Abstract
Treatment recommendation is a complex multi-faceted problem with many treatment goals considered by clinicians and patients, e.g., optimizing the survival rate, mitigating negative impacts, reducing financial expenses, avoiding over-treatment, etc. Recently, deep reinforcement learning (RL) approaches have gained popularity for treatment recommendation. In this paper, we investigate preference-based reinforcement learning approaches for treatment recommendation, where the reward function is itself learned based on treatment goals, without requiring either expert demonstrations in advance or human involvement during policy learning. We first present an open simulation platform to model the evolution of two diseases, namely Cancer and Sepsis, and individuals' reactions to the received treatment. Secondly, we systematically examine preference-based RL for treatment recommendation via simulated experiments and observe high utility in the learned policy in terms of high survival rate and low side effects, with inferred rewards highly correlated to treatment goals.
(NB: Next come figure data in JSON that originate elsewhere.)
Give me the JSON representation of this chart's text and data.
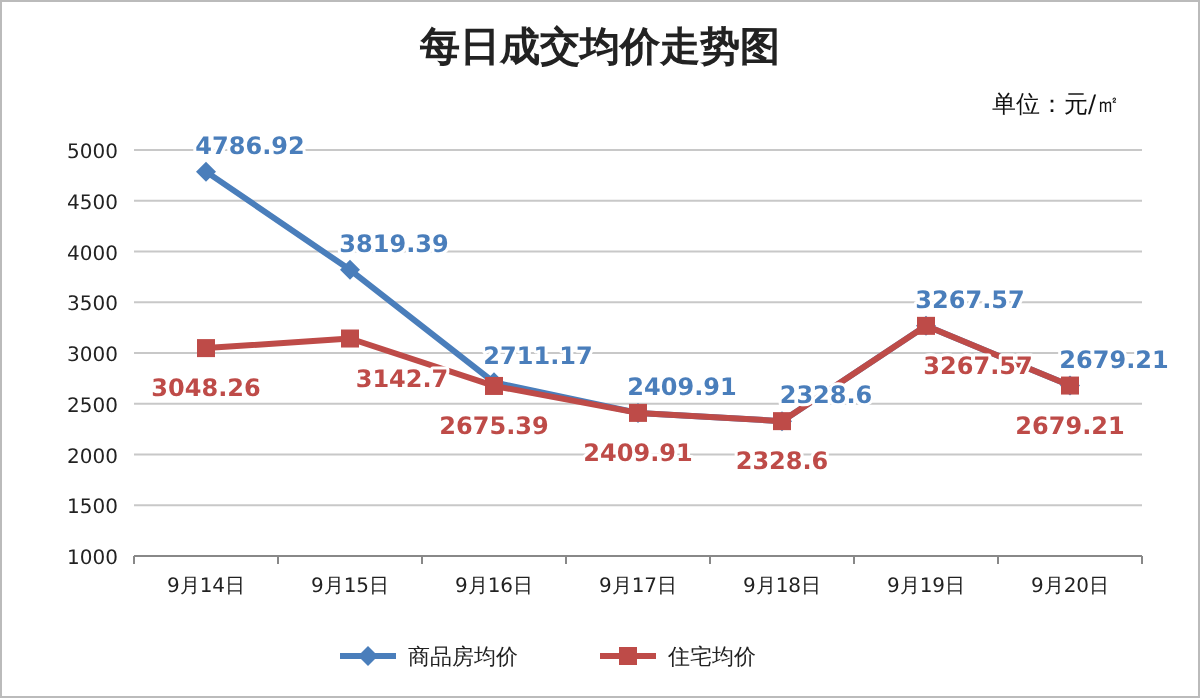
{
  "chart_data": {
    "type": "line",
    "title": "每日成交均价走势图",
    "annotations": [
      "单位：元/㎡"
    ],
    "categories": [
      "9月14日",
      "9月15日",
      "9月16日",
      "9月17日",
      "9月18日",
      "9月19日",
      "9月20日"
    ],
    "series": [
      {
        "name": "商品房均价",
        "color": "#4a7ebb",
        "marker": "diamond",
        "values": [
          4786.92,
          3819.39,
          2711.17,
          2409.91,
          2328.6,
          3267.57,
          2679.21
        ]
      },
      {
        "name": "住宅均价",
        "color": "#be4b48",
        "marker": "square",
        "values": [
          3048.26,
          3142.7,
          2675.39,
          2409.91,
          2328.6,
          3267.57,
          2679.21
        ]
      }
    ],
    "ylim": [
      1000,
      5000
    ],
    "yticks": [
      1000,
      1500,
      2000,
      2500,
      3000,
      3500,
      4000,
      4500,
      5000
    ],
    "grid": "y",
    "data_labels": true,
    "legend": "bottom"
  }
}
We further explore the transferability of inferred reward functions and guidelines for agent design to provide insights in achieving the right trade-off among various human objectives with preference-based RL approaches for treatment recommendation in the real world.
Goal I: Survive
Goal II: Survive with small tumor
Illustration of preferences over two treatment trajectories given a patient with Cancer, based on two treatment goals. Starting from an initial state I, the patient adopts a treatment strategy with trajectory t and ends with either survival S or death D outcome. The final tumor size value is also shown for Goal II. A trajectory can be preferred to the other (>) or the two can be incomparable (~).